Hubble Finds Early, Massive Galaxies Running on Empty

An international research team was able to find 6 huge galaxies completely devoid of cold hydrogen clouds responsible for the formation of new stars, and the strange thing is that these galaxies existed early in the history of the universe, that is, 3 billion years after its inception, at a time when it was assumed that All galaxies are active.

To reach these results, which were published in the journal Nature and announced by NASA, which participated in the study in an official statement on September 22, the research team used data from the “Hubble” space telescope, and they also used the Atacama Large Millimeter/ Submillimeter Observatory Array (ALMA).

When the universe was about 3 billion years old, just 20% of its current age, it experienced the most prolific period of star birth in its history. But when NASA’s Hubble Space Telescope and ALMA observations in northern Chile gazed toward cosmic objects in this period, they found something odd: six early, massive, “dead” galaxies that had run out of the cold hydrogen gas needed to make stars.

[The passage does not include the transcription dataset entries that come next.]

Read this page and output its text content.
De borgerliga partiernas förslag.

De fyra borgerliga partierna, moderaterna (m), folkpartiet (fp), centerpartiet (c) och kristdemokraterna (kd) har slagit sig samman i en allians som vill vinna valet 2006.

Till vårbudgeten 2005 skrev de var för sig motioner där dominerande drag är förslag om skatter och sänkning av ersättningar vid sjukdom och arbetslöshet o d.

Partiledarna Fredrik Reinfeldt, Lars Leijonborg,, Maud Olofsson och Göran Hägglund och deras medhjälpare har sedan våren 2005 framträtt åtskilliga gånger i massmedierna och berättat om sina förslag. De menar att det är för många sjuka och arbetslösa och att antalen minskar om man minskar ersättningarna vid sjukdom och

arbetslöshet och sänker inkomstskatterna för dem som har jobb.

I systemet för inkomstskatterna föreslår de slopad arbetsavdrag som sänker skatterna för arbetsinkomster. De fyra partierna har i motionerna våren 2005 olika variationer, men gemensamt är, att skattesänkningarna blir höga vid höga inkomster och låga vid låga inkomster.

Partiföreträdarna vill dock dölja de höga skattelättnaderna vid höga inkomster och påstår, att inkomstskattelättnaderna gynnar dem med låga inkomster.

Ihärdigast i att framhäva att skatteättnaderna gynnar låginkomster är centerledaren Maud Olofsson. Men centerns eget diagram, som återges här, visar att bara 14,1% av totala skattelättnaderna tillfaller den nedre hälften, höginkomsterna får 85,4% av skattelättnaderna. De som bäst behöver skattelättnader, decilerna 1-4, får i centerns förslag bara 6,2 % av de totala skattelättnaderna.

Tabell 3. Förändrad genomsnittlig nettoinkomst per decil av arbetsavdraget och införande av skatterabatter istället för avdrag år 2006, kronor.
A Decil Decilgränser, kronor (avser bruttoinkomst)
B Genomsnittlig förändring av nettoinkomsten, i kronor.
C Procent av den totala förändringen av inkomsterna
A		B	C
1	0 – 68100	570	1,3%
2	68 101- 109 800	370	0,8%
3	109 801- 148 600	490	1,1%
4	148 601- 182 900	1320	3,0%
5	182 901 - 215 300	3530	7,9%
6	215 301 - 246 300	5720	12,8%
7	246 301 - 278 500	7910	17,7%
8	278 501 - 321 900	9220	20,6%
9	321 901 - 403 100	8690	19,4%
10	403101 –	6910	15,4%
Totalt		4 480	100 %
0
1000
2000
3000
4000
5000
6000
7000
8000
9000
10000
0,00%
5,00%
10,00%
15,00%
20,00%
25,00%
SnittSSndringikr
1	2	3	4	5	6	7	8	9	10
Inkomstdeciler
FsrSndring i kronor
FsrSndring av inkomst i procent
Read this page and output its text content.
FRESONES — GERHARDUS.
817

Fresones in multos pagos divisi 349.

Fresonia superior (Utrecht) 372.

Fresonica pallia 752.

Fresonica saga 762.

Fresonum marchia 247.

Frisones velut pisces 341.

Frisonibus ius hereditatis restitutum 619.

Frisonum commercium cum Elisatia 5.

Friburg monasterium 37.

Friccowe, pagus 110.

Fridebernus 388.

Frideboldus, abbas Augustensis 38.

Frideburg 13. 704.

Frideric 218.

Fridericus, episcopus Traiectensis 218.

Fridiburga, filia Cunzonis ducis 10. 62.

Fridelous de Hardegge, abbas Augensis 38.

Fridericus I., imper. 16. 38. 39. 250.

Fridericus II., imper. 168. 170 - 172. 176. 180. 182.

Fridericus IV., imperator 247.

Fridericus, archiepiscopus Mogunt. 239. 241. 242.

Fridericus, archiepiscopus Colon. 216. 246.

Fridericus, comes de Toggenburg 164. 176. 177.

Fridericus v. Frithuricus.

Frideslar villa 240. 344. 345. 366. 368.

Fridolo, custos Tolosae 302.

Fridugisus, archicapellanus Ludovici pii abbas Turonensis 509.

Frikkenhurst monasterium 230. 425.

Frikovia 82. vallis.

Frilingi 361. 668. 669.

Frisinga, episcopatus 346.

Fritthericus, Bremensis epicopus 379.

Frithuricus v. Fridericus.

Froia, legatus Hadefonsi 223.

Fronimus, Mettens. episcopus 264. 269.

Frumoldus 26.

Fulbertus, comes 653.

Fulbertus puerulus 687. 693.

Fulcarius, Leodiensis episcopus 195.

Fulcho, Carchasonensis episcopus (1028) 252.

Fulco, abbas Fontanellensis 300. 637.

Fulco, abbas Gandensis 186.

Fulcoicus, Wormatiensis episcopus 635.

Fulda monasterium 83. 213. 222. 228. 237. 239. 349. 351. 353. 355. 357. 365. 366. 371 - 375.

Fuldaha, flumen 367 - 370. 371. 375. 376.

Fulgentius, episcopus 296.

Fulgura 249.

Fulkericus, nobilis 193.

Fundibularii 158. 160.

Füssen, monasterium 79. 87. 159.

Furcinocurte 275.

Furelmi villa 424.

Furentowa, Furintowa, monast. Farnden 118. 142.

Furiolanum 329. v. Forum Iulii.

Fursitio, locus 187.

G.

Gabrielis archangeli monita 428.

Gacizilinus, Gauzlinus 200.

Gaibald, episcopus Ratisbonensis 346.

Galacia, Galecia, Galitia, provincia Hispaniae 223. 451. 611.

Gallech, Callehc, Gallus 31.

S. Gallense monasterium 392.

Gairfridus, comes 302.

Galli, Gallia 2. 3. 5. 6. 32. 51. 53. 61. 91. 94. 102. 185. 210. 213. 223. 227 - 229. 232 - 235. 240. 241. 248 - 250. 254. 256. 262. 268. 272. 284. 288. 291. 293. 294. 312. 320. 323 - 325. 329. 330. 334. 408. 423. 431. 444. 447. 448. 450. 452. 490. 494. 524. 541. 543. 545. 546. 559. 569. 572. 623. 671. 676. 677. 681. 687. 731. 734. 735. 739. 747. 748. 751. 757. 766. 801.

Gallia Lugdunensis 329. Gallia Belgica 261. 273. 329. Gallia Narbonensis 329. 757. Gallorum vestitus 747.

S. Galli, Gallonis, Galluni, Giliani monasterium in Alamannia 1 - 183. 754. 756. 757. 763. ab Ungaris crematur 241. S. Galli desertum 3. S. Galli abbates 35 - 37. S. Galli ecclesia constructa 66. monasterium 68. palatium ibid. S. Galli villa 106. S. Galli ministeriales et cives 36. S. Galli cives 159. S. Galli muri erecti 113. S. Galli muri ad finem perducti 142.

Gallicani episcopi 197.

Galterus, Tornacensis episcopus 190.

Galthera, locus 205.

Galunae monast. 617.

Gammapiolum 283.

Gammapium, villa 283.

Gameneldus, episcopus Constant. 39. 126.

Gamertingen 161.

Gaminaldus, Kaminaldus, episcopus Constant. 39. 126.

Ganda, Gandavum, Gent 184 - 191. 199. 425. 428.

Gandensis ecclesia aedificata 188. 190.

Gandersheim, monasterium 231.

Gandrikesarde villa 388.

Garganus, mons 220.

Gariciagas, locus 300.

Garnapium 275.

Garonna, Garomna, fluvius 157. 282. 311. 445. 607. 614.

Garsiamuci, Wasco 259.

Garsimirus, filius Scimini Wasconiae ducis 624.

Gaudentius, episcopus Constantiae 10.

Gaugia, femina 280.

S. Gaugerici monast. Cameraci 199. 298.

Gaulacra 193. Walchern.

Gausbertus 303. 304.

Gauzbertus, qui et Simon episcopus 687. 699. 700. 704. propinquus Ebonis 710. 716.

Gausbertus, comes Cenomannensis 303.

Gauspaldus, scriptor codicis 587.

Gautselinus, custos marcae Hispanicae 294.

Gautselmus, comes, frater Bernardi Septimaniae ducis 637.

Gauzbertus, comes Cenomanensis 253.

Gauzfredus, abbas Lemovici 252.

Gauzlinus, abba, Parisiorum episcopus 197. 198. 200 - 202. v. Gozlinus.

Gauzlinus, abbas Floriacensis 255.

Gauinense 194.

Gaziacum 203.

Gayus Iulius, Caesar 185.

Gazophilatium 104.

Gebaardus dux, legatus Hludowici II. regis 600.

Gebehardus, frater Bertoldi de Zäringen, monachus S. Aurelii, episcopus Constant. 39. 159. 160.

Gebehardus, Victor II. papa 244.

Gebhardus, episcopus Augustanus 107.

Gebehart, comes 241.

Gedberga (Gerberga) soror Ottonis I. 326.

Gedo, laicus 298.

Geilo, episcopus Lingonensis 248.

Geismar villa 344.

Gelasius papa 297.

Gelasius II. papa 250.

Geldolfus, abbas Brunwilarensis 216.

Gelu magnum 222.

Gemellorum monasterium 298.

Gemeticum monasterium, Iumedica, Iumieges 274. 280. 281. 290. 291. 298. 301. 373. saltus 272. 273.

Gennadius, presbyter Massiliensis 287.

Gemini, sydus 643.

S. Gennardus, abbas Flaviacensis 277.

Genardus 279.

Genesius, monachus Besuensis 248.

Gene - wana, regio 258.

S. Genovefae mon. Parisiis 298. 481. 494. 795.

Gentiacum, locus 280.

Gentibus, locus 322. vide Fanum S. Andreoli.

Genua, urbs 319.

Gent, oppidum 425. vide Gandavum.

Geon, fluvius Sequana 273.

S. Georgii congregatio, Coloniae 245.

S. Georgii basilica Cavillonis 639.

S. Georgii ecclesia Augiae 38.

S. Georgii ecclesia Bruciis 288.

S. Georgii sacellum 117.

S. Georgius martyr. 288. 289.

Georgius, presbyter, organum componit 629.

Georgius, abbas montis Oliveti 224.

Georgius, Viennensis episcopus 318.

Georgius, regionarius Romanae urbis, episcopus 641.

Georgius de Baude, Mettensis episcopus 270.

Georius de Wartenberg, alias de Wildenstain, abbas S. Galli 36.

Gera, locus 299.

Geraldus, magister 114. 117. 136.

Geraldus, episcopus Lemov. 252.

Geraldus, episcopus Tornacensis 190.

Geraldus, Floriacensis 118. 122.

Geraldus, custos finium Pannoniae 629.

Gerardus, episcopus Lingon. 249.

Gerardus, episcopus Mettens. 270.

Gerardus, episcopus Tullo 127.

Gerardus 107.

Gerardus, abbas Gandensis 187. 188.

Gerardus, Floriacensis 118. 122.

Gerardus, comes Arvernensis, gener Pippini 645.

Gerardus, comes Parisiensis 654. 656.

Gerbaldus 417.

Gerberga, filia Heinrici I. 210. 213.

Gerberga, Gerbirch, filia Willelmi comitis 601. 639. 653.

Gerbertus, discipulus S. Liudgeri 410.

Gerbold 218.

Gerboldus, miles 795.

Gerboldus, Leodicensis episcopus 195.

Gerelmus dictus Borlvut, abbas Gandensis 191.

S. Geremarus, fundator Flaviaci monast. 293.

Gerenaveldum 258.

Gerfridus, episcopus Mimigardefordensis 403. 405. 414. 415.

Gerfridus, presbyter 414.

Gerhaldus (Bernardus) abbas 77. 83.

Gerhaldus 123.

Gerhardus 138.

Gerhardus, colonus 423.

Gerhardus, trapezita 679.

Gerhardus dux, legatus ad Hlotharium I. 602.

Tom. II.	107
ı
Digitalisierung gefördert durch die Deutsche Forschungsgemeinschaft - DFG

“At this point in our universe, all galaxies should be forming lots of stars. It’s the peak epoch of star formation,” explained lead author Kate Whitaker, assistant professor of astronomy at the University of Massachusetts, Amherst. Whitaker is also associate faculty at the Cosmic Dawn Center in Copenhagen, Denmark. “So what happened to all the cold gas in these galaxies so early on?”

Live Fast, Die Young

These sorts of dead galaxies don’t appear to rejuvenate, even through later minor mergers and accretions of nearby, small galaxies and gas. Gobbling up things around them mostly just “puffs up” the galaxies. If star formation does turn back on, Whitaker described it as “a kind of a frosting.”

About 11 billion years later in the present-day universe, these formerly compact galaxies are thought to have evolved to be larger but are still dead in terms of any new star formation.

These six galaxies lived fast and furious lives, creating their stars in a remarkably short time. Why they shut down star formation so early is still a puzzle.

Whitaker proposes several possible explanations: “Did a supermassive black hole in the galaxy’s center turn on and heat up all the gas? If so, the gas could still be there, but now it’s hot. Or it could have been expelled and now it’s being prevented from accreting back onto the galaxy. Or did the galaxy just use it all up, and the supply is cut off? These are some of the open questions that we’ll continue to explore with new observations down the road.”